De quelle manière les États-Unis entendent-ils peser sur le futur du Venezuela ? Donald Trump était resté jusque-là plutôt vague. Tout juste avait-il laissé entendre que les USA étaient déjà « aux commandes » en s’étant assuré l’allégeance de la vice-présidente, Delcy Rodríguez, qui a remplacé Nicolás Maduro au poste suprême. Mais Delcy Rodriguez a multiplié les signes d’indépendance ces derniers jours, depuis son investiture, à tel point que de nombreux observateurs se sont demandé si l’administration Trump allait vraiment pouvoir avoir la main sur le processus politique en cours à Caracas.

Dans une interview pour la chaîne américaine NBC, Donald Trump a dévoilé un peu plus ce que son administration compte faire dans ce pays d’Amérique latine où une majorité d’habitants souhaitait peut-être le départ de Maduro, mais n’en désire pas pour autant passer sous la coupe américaine.

Dans son échange avec NBC, le président des États-Unis a commencé à se placer dans le temps long. Interrogé sur la possibilité d’organiser des élections dans les 30 jours, il a déclaré que ce serait impossible. « On doit d’abord réparer le pays, a-t-il justifié. On ne peut pas organiser d’élection tout de suite. Il est impossible que la population puisse voter actuellement. Ça va prendre un certain temps. Nous devons remettre le pays sur pied. »

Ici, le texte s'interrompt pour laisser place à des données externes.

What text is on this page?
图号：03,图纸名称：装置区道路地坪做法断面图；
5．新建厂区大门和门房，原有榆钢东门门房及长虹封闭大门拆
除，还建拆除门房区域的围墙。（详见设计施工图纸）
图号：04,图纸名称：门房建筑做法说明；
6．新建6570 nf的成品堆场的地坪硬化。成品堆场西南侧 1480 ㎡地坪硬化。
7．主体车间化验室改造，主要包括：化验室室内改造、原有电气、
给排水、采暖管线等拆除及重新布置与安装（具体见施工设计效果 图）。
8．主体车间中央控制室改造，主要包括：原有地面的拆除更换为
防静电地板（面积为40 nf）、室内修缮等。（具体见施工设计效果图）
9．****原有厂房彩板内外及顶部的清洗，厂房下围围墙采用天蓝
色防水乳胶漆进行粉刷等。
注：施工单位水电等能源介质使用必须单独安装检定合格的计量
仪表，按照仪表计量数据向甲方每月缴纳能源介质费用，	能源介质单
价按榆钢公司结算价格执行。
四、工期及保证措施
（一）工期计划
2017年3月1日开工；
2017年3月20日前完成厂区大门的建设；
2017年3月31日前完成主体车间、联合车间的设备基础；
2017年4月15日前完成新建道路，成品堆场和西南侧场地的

Cadeau empoisonné pour les entreprises américaines ?

Son dada : les succès économiques, et en l’occurrence les ressources liées au pétrole. Donald Trump entend remettre les compagnies pétrolières américaines au centre du jeu. Des experts ont estimé qu’il faudrait au moins 18 mois, soit un an et demi, pour rénover des infrastructures en mauvais état de fonctionnement.

« Je pense qu’on peut le faire en moins que ça, a voulu croire Trump. Mais ça va nécessiter beaucoup d’argent. Des sommes d’argent considérables devront être dépensées, et les compagnies pétrolières les dépenseront, puis elles seront remboursées par nous ou grâce aux revenus générés. » Cela pourrait ressembler à un cadeau empoisonné de Donald Trump à ces grandes entreprises, qui n’auraient aucune assurance d’obtenir un retour sur investissement, en raison de l’instabilité politique au Venezuela, de l’alternance au pouvoir aux États-Unis, et du coût énorme que nécessite le traitement d’un pétrole très lourd sur le territoire vénézuélien.

Soucieux de ne pas se mettre en difficulté sur le plan juridique, Donald Trump a également réfuté être en guerre avec le Venezuela. Pour cela, il aurait en effet dû passer devant le Congrès pour obtenir l’autorisation d’une attaque, ce qu’il n’a pas fait. « Nous ne sommes pas en guerre, a-t-il dit. Nous sommes en guerre avec ceux qui vendent la drogue. Avec ceux qui vident leurs prisons dans notre pays, qui envoient leurs toxicomanes et leurs malades mentaux chez nous. »

Il a laissé entendre que la situation serait gérée directement par les membres les plus importants de son administration : Marco Rubio, qui « a échangé en Espagnol avec Delcy Rodriguez », Pete Hegseth ou encore JD Vance. Mais Donald Trump a été très clair quand il lui a été demandé qui serait aux commandes : « Moi ».